Robert Ryman in his studio, New York, 1969. Photo by Dorothy Levitt Beskind
One is from a body of work that Ryman made in 1969 using Enamelac—a flat pigmented shellac primer—on 60-by-60-inch corrugated paper panels. Here, the support is visible in several areas beneath the thin, overlapping, loose strokes of paint, which have a light, rhythmic, and highly gestural quality to them.
As the artist notes of these works: “I thought [Enamelac] wouldn’t affect the paper the way oil would. It would not cause it to deteriorate later, with the oil eating the paper.

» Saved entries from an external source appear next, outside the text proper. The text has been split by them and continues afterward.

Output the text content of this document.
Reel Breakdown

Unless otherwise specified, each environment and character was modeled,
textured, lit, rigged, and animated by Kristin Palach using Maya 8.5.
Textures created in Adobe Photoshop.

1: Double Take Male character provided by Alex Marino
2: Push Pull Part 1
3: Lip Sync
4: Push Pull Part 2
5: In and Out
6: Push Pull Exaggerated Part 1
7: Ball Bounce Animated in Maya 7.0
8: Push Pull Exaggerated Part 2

And also it sealed the paper so it was really the ideal medium for this situation.”Ryman’s use of a square format, too, is important: “It was the square,” he later said, “which seemed to me the perfect space to paint on…. Everything is equal.”

Robert Ryman, One, 1969 (detail)

Installation view, Robert Ryman, Fischbach Gallery, New York, 1969

Robert Ryman, V, 1969, installed at Villa Panza, Varese, Italy, c. early 1970s

Installation view, Whitney Revision Painting #1 and Whitney Revision Painting #2 (both 1969), conceptual art, arte povera, land art, Galleria Civica d’Arte Moderna, Turin, 1970

Robert Ryman, Whitney Revision Painting 1, 1969
“Ryman was taking painting apart to see how it worked, then reassembling it from degree zero. The support. The surface. The spread of one material over another. The limits.... He always came back from the brink. This is why his paintings are both so quiet and so exciting.”